The Times lays out some of the evidence for the theory’s failure, including the fact that the world’s population was about 3.5 billion when Ehrlich first made his apocalyptic prognostications in 1968. It’s 7 billion now, and we haven’t starved, we haven’t run out of resources, and we’re better off than we’ve ever been.
This report wouldn’t be extraordinary anywhere else. In the right-leaning press, it would be considered a pretty mild take on Ehrlich and his crackpot theories. The only thing that makes it extraordinary is that it isn’t in a right-leaning publication but in the citadel of the establishment left.
Ehrlich always had some detractors, the most famous of them Julian Simon, who gets short shrift in the Times piece but is given his due in the blog post:
He was one of those preternaturally optimistic analysts concluded that humans would always find their way out of tough spots.

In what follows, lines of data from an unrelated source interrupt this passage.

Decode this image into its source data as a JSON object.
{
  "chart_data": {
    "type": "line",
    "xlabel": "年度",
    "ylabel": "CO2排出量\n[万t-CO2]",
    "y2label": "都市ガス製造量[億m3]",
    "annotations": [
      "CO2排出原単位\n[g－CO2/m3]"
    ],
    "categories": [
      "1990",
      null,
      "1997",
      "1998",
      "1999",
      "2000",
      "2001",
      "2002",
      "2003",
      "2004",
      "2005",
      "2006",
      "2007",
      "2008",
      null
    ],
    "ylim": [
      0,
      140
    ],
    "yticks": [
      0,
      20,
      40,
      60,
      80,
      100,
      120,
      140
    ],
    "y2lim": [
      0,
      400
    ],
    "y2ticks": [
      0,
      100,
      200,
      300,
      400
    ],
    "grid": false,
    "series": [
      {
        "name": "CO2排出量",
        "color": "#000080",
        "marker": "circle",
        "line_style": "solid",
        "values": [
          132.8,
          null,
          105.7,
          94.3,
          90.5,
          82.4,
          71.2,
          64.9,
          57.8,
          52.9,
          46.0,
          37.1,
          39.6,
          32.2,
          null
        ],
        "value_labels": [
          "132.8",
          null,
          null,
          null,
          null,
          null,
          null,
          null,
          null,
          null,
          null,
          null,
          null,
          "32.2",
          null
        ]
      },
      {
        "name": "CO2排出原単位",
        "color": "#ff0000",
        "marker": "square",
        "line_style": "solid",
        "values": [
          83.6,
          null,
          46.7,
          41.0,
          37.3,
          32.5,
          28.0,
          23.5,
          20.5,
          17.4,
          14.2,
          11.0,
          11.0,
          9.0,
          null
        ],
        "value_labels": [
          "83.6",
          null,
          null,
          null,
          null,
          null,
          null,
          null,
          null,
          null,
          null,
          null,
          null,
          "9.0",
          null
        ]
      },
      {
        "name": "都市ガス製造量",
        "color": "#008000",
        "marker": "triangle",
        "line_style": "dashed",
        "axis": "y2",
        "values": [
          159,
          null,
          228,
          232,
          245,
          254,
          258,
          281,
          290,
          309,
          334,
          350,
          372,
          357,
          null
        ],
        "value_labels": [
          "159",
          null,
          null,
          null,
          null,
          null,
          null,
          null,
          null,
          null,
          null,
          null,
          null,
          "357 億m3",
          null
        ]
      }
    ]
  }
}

Among them was Julian L. Simon, an economist who established himself as the anti-Ehrlich, arguing that “humanity’s condition will improve in just about every material way.” In 1997, a year before he died, Mr. Simon told Wired magazine that “whatever the rate of population growth is, historically it has been that the food supply increases at least as fast, if not faster.”
Why is it "preternaturally optimistic" to believe that, as humankind has always thought and planned its way out of tough spots in the past, it will continue to do so in the future? The statists, and their cheerleaders in the press, always glom onto the lunatic fanatics like Ehrlich and the global warming scaremongers because they are useful to their command-and-control agenda.